Bisle Reserve Forest is a reserve forest east of Bisle village. It is contiguous with Kagneri Reserve Forest to the north, Bhagimale Reserve Forest of Dakshina Kannada district to the west, and Kukke Subramanya forest range to the southwest. To the south it merges with Pushpagiri Wildlife Sanctuary of Kodagu district.

Around 24 km from Bisle towards Kukke Subramanya there is beauty spot of Bisle called Bisle Betta or Bisle View Point. From here one can see the mountain ranges of 3 districts: Kumara Parvatha (1319 m) of Dakshina Kannada district, Pushpagiri (1712 m) and Dodda Betta (1119 m) of Kodagu district and Patta Betta (1112 m) and Enni Kallu (900 m) of Hassan district. The highlight of this point is that the view has a valley, with Giri River separating the beauty point and these mountain ranges.

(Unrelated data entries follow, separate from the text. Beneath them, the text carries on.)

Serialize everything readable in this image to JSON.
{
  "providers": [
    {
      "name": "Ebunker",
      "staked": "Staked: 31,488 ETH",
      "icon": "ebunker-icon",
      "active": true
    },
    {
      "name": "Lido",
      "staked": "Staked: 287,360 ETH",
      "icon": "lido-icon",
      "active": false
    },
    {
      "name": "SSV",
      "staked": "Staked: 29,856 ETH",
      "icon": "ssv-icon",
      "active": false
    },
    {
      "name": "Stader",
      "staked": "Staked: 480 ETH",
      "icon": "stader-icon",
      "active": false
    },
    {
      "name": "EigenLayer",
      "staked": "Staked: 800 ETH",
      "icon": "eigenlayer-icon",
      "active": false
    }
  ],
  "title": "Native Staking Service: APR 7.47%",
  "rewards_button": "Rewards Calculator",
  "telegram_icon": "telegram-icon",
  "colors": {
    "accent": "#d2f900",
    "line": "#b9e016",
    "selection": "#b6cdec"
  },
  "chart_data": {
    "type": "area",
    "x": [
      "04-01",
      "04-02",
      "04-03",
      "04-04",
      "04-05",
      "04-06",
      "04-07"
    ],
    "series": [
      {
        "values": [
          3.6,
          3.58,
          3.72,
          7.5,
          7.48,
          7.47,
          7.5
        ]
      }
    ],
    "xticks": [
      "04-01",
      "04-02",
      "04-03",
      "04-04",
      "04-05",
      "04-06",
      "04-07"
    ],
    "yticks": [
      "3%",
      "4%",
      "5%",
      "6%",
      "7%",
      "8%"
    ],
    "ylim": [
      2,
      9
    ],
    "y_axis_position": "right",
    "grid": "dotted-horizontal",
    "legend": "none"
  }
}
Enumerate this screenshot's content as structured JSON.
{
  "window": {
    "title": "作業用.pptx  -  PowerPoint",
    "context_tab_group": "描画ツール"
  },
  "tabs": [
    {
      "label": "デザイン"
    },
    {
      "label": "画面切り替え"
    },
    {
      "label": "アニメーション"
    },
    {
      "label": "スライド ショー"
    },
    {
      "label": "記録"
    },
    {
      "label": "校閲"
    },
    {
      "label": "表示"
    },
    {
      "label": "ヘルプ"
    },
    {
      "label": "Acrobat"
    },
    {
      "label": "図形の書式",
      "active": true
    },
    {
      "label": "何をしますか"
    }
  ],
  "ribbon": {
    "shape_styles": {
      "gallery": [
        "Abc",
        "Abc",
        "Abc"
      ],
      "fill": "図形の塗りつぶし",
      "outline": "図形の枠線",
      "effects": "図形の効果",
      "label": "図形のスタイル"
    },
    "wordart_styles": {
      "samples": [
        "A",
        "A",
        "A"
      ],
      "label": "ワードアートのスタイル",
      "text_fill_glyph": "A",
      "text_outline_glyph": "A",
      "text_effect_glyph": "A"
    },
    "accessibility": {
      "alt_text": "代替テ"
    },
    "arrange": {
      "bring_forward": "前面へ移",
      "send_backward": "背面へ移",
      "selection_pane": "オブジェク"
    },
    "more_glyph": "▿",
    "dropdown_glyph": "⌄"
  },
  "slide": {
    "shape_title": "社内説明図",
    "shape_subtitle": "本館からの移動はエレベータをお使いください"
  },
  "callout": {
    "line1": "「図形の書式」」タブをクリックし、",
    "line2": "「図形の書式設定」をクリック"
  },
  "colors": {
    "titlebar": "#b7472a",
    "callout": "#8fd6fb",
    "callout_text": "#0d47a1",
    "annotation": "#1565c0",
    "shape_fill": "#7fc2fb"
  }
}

The forest department has erected a shelter here to sit and enjoy the view.

Though Bisle is given the status of reserve forest, the stretch from Kulkunda to Bisle gate is undisturbed by human activities except for the following constructions by forest department.
- A check post & related residential hutments at Budi Choudi.
- Three km ahead of Budi Choudi, a reception room on the roadside.
- Down on the riverside of Addahole few Dormitories with a rope bridge.
- An inspection bungalow at Addahole bridge.
- A round sun shade at a view point and watch tower at the Bisle View Point.

The reserve forest is part of the North Western Ghats montane rain forests ecoregion.

The thick forest is home of king cobras, tigers (rarely seen), Sambar deer, peacocks, numerous species of birds, Spotted deer, brown fox and Mahasheer fish, not to mention a number of flora and fauna which can only be found in this region of Western Ghats. Elephants often criss cross this area and is an elephant corridor of Western ghats. One of the largest and rarest Indian mustelids Nilgiri marten (Martes gwatkinsii) were sighted recently in Bisle forest.